Machine Learning Use Case: Information extraction from layout driven and template-based documents.

Pradeep Kumar Choudhary
5 min readNov 8, 2020

This article talks about the problem statement of data field extraction from documents like Invoices, Receipts, Forms

Today billions of invoices are generated daily and only 20 to 30% are exchanged digitally. Though there are standards defined for E-Invoicing, still majority of invoices are generated and exchanged in traditional way. Most vendors and sellers have their own invoice layouts.

In any organization, for accounts payable department, the transactional processes, involving invoices are the prime candidates for automation. There are back-office teams working solely on manual reading of data from invoices and typing into software (ERP/CRM). Majority of these invoices are in the form of hard copies or scanned and arrive on paper or via emails.

This space has ample opportunity for modernization and process improvement using today’s smart technologies, involving machine learning.

There have been various attempts to apply machine learning techniques to extract the data form scanned invoice documents.

Majority of early Machine Learning solutions were based on training logistic regression based models, which involves manually doing the feature engineering, identifying the features related to contents, layouts, relative positions of various tokens and labels, manually classifying and tagging the token types likes numeric, string, date, address, zip, amount etc.

Tradeshift, one of the market leaders, has used this approach commercially and at volume in their Cloudscan service for invoice processing. It had its own limitations and constraints, requiring manual interventions for error corrections.

As the AI research progressed, new deep-learning models appeared for interpreting and translating textual contents. Long Short-Term Memory (LSTM) and Gated Recurrent Units (GRU) based models have been very successful at recognizing the language context.

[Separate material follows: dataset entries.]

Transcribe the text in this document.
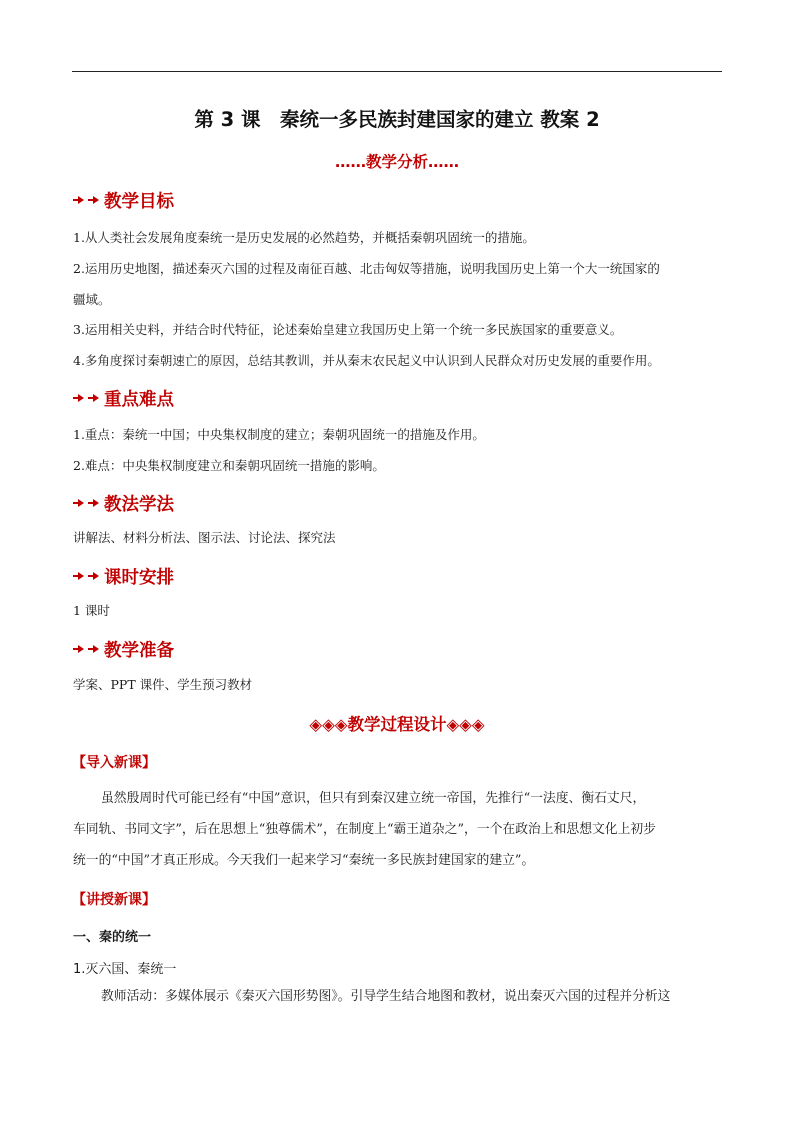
第 3 课　秦统一多民族封建国家的建立 教案 2
……教学分析……
教学目标
1.从人类社会发展角度秦统一是历史发展的必然趋势，并概括秦朝巩固统一的措施。
2.运用历史地图，描述秦灭六国的过程及南征百越、北击匈奴等措施，说明我国历史上第一个大一统国家的
疆域。
3.运用相关史料，并结合时代特征，论述秦始皇建立我国历史上第一个统一多民族国家的重要意义。
4.多角度探讨秦朝速亡的原因，总结其教训，并从秦末农民起义中认识到人民群众对历史发展的重要作用。
重点难点
1.重点：秦统一中国；中央集权制度的建立；秦朝巩固统一的措施及作用。
2.难点：中央集权制度建立和秦朝巩固统一措施的影响。
教法学法
讲解法、材料分析法、图示法、讨论法、探究法
课时安排
1 课时
教学准备
学案、PPT 课件、学生预习教材
◈◈◈教学过程设计◈◈◈
【导入新课】
虽然殷周时代可能已经有“中国”意识，但只有到秦汉建立统一帝国，先推行“一法度、衡石丈尺，
车同轨、书同文字”，后在思想上“独尊儒术”，在制度上“霸王道杂之”，一个在政治上和思想文化上初步
统一的“中国”才真正形成。今天我们一起来学习“秦统一多民族封建国家的建立”。
【讲授新课】
一、秦的统一
1.灭六国、秦统一
教师活动：多媒体展示《秦灭六国形势图》。引导学生结合地图和教材，说出秦灭六国的过程并分析这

There have been attempts to apply and adapt these models for invoice documents but expected success could not be achieved. These models are biased toward processing sequential text data, with underlying assumption that sequence holds the context. The ability of these models to selectively remember the context from previous steps or previous text sequence, works well for understanding the overall textual context. Invoices are not like that. Invoice labels are independent, and invoice documents have prominent 2D layout features. Human mind pays more attention to layout features of invoice, rather than the actual text labels. Layouts play important role in localizing the required data fields. Sequential models completely ignored this important aspect and there is no good option available to embed the dimensionality information in sequential data stream.

In recent time, Computer Vision models have become affordable in terms of consumption of computing resources. Convolutional Neural Network (CNN) based models are extensively being used for image recognition, classification, and visual object detections.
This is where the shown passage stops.